The specific heat of water is 1 cal/g, which means it takes 1 calorie of heat to raise the temperature of 1 gram of water by 1 degree Celsius. The specific heat of soapstone (as in these whiskey stones) is 4.1 cal/g. So, soapstone can cool your drink with one-fourth the equivalent mass of liquid water.

However, the process of melting one gram of ice into one gram of water at the same temperature takes 79.7 cal/g. Which means one gram of ice melting into one gram of water at zero Celsius is about 19 times more powerful than one gram of cold soapstone at zero Celsius, in terms of cooling down your bourbon.

The melting process, not the heat capacity of water, is what makes ice cool drinks so efficiently. That’s probably why most of the customer reviews for most of the whiskey stones I found online complained that they don’t keep your drink cold.

Cabana Islander


The Cabana Islander holds up to 6 people.
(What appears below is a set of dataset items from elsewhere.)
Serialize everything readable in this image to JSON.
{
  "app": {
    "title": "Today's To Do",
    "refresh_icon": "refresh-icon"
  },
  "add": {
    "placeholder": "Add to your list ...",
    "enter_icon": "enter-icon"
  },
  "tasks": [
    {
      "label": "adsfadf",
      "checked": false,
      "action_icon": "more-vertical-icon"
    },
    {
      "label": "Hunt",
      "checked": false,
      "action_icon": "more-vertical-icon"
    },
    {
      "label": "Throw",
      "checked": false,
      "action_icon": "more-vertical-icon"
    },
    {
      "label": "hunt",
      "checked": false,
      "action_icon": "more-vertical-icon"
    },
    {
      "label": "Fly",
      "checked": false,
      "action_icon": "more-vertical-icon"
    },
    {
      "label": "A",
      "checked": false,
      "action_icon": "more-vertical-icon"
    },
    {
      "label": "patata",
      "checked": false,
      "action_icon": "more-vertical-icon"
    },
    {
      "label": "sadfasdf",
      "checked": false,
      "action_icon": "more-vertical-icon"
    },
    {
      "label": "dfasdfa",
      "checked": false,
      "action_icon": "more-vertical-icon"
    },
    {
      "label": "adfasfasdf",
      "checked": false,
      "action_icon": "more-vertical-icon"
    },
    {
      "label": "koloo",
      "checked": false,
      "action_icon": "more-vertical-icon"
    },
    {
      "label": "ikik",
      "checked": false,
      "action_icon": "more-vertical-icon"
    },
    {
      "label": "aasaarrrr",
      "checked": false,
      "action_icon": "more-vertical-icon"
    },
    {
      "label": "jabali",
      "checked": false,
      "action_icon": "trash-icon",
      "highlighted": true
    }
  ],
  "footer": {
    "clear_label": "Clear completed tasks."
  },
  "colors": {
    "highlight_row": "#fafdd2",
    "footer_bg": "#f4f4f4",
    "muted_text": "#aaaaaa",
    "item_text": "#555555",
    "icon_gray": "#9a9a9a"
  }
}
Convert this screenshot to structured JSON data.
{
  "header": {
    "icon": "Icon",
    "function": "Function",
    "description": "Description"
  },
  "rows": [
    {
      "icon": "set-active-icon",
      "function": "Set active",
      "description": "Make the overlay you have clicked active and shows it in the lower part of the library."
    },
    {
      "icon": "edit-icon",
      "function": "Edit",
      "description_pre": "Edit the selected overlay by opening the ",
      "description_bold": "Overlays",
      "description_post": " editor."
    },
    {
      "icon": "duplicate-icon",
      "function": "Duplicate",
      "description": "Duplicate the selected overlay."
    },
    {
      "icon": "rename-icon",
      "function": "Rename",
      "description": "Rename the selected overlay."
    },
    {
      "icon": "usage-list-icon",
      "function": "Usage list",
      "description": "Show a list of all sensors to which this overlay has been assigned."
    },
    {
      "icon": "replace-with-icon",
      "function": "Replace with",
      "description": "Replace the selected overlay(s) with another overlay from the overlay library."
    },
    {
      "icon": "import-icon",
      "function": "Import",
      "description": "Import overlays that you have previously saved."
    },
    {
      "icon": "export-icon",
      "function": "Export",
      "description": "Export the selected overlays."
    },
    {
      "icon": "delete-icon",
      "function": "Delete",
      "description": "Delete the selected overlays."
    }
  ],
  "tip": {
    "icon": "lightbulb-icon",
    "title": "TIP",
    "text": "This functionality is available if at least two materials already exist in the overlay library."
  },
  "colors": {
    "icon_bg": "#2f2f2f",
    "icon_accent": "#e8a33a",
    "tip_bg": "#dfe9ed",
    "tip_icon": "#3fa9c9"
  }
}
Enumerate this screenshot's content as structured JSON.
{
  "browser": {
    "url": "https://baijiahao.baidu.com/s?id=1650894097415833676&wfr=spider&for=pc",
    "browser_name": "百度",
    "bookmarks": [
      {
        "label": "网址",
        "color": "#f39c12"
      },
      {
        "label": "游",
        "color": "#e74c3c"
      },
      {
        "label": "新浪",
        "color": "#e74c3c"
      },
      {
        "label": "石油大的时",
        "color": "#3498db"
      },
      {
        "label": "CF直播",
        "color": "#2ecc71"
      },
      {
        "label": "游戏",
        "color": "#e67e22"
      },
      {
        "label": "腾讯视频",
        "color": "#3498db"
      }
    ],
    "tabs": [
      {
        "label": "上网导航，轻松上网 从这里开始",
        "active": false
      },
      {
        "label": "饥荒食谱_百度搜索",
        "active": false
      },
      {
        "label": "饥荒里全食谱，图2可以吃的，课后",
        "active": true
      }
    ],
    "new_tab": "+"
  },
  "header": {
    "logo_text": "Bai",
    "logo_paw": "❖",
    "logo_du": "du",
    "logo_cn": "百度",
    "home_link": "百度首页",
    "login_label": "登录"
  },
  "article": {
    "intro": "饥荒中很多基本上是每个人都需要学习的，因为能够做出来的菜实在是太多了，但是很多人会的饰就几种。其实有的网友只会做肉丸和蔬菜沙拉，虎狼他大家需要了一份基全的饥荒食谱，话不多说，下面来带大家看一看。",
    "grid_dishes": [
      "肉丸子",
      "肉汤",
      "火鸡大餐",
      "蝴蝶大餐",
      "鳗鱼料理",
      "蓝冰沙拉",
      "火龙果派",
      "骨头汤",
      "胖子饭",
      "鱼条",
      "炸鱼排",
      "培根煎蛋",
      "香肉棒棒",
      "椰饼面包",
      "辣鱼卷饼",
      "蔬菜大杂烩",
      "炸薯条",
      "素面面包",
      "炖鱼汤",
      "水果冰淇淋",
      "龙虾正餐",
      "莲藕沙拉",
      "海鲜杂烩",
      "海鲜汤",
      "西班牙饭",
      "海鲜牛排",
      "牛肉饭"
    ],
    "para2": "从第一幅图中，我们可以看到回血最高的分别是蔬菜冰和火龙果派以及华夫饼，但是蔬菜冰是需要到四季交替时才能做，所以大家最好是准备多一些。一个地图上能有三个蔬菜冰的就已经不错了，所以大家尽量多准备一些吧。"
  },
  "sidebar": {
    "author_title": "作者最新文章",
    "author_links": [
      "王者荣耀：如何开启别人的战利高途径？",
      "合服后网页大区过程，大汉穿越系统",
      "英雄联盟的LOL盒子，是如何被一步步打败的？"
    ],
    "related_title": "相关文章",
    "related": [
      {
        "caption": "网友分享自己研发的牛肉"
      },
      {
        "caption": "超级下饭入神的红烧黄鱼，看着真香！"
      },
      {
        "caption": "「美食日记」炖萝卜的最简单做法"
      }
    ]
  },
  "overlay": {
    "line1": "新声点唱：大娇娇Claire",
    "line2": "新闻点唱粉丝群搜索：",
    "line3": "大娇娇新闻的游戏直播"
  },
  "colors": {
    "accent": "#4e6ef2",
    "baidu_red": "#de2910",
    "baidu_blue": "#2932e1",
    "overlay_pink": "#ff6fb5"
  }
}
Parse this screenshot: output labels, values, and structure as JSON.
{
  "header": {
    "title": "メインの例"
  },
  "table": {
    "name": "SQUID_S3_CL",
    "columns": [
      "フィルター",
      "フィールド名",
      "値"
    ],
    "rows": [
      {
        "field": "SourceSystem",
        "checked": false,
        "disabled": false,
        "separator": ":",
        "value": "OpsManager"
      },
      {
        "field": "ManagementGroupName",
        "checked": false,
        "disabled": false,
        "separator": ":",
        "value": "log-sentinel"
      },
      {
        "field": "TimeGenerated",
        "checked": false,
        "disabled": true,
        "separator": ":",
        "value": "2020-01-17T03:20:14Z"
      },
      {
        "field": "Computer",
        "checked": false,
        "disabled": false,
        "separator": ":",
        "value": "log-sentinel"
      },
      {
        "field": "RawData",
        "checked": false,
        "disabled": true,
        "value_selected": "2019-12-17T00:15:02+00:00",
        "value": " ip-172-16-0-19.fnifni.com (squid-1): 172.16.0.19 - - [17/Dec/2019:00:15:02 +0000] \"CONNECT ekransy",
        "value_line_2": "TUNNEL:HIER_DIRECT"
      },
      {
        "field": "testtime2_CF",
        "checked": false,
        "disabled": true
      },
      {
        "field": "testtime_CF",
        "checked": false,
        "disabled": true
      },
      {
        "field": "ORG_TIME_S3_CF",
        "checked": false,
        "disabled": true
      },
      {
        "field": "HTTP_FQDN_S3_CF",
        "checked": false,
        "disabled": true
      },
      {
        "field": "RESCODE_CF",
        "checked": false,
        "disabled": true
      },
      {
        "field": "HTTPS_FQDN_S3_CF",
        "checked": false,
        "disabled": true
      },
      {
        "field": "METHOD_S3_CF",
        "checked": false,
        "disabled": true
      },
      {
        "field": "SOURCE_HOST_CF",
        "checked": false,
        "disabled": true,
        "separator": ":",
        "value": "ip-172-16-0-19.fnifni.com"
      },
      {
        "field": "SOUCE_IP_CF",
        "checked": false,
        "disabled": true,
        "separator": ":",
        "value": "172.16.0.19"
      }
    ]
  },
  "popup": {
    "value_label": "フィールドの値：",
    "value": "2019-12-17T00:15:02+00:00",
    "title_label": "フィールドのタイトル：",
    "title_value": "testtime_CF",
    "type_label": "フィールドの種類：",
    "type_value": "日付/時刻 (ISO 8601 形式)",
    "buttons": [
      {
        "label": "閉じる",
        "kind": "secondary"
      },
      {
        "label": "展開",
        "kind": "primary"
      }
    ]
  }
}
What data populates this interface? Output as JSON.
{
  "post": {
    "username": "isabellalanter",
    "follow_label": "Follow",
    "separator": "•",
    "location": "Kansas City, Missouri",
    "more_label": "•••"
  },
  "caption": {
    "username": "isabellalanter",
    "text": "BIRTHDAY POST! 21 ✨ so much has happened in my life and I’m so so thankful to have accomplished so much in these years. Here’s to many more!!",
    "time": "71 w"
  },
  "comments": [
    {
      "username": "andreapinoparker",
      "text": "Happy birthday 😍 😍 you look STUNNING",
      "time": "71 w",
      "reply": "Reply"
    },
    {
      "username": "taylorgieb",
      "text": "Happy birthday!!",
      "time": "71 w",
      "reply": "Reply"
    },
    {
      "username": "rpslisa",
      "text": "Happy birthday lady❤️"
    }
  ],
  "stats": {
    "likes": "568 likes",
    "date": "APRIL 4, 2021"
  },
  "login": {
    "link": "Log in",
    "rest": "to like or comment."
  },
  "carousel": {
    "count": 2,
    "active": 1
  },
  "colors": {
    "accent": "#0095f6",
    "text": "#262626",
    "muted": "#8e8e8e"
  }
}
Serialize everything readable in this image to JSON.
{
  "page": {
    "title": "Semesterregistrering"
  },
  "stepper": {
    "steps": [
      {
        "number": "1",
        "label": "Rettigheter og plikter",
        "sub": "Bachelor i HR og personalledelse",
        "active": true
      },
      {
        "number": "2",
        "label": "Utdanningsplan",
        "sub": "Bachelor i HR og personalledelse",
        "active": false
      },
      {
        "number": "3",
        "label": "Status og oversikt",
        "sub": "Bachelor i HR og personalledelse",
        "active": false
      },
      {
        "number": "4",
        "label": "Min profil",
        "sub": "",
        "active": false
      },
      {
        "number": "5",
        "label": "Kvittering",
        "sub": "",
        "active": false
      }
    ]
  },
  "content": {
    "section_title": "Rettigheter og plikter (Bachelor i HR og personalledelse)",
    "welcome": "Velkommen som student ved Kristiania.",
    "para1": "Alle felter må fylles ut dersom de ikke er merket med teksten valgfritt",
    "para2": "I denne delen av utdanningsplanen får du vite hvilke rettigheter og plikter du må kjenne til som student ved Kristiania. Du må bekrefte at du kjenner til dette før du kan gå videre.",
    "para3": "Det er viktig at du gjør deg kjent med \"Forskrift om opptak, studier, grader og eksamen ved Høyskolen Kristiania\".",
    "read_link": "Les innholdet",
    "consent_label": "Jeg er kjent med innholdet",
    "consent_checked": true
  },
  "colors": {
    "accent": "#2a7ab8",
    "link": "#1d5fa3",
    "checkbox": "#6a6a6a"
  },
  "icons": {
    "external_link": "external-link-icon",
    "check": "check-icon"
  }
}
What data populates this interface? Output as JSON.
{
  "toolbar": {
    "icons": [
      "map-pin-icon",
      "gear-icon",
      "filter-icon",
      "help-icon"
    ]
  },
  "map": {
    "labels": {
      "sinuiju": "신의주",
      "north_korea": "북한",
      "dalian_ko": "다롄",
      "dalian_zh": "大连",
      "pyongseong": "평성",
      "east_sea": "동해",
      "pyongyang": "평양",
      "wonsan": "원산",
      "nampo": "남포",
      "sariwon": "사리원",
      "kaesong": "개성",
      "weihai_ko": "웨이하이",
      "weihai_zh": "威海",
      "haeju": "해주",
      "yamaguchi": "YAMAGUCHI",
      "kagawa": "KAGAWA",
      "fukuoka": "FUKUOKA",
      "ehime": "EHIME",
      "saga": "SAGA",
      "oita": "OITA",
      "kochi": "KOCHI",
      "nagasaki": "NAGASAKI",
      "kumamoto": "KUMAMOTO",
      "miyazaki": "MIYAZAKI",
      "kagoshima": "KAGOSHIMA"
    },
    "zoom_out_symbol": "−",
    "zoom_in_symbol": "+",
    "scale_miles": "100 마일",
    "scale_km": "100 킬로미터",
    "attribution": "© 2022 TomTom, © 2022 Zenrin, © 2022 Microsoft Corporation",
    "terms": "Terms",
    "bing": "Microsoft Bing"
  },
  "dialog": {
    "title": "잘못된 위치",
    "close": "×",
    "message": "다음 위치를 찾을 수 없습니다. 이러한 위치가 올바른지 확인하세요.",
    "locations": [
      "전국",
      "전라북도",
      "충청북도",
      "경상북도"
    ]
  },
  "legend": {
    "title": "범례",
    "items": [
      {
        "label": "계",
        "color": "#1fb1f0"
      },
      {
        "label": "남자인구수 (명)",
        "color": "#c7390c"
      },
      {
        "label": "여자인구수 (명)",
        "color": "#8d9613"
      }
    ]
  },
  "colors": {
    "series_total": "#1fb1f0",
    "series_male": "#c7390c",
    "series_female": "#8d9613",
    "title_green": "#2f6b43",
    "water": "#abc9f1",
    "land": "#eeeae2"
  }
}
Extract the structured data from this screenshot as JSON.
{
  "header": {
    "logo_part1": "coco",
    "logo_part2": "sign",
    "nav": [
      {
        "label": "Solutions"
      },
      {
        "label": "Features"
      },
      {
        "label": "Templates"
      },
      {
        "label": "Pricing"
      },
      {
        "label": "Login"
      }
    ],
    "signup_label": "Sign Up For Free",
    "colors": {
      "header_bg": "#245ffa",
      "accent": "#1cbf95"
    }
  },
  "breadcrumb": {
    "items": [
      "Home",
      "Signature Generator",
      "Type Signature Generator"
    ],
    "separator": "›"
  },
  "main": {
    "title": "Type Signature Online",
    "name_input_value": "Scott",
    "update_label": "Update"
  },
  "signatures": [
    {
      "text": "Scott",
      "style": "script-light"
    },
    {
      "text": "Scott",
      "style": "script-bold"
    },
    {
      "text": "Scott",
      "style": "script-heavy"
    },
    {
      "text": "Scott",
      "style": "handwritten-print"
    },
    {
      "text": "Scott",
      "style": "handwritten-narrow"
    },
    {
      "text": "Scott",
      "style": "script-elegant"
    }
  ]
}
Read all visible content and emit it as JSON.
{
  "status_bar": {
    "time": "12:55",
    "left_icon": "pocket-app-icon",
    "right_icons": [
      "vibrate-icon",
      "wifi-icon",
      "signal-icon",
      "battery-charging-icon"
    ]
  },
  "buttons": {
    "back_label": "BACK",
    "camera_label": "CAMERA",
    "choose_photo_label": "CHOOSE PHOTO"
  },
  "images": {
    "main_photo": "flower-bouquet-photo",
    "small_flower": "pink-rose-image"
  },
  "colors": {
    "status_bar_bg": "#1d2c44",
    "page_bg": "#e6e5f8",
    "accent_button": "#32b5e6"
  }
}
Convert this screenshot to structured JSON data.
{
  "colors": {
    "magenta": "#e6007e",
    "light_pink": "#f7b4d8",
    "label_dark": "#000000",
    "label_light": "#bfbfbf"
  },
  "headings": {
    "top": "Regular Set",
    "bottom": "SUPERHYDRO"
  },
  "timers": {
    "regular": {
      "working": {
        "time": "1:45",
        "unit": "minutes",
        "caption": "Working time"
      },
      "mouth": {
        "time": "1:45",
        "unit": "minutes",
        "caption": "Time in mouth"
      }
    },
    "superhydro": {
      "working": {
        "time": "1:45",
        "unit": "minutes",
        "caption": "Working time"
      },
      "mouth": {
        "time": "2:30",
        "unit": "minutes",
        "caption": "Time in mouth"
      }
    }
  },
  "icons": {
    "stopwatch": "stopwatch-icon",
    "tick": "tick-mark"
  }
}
Impractical in a swimming pool, it’s really only useful in a big body of water, like an ocean, where you might fall asleep and drift out to sea.

The only good thing about this $364 piece of inflatable plastic is that when you do, inevitably, wake up somewhere over the horizon, you’ve got up to five other family members or friends to eat. Just make sure you bring someone weak when you set sail for disaster, since you’ll need to conserve as much energy as possible in the process of overpowering them to eat their body.

Disappointing Potato Buds


The bevy of commenters on this innocuous box of Betty Crocker Potato Buds have gathered in the review section to gnash their teeth and wail at the changing of the Betty Crocker Potato Buds formula.

I could just bawl. I loved Potato Buds for thirty years and I will never buy them again, instead I’ll try all the other brands. I got at least four people (who said they would never eat instant mashed potatos) hooked on Potato Buds, because they were so different and so good. Now, they’re not buds any more.

This is just a sampling. You should probably read the rest.

Isagenix Cleansing & Fat Burning System


This “system”, which amounts to tubs of whey protein, costs $324.99 for a 30-day supply. Like many dietary hoaxes, it makes the claim of “cleansing” (only your liver and kidneys do that) and “fat burning” (which your body does when you eat fewer calories than your total daily energy expenditure.)

You cannot “cleanse” your body with pills or powders, but for some reason, the FDA hasn’t issued any guidelines regarding the use of the word “detox” or “cleanse.” So you can sell anything with these terms on it without having to prove that your product does these things. (As an aside – the term “natural” is similarly unregulated. You can label literally anything as “natural” and it does not violate FDA or consumer labeling guidelines.)

Did I mention that Isagenix is a multi-level marketing company? I should, because it’s not only an expensive weight loss program, it’s also a pyramid scheme.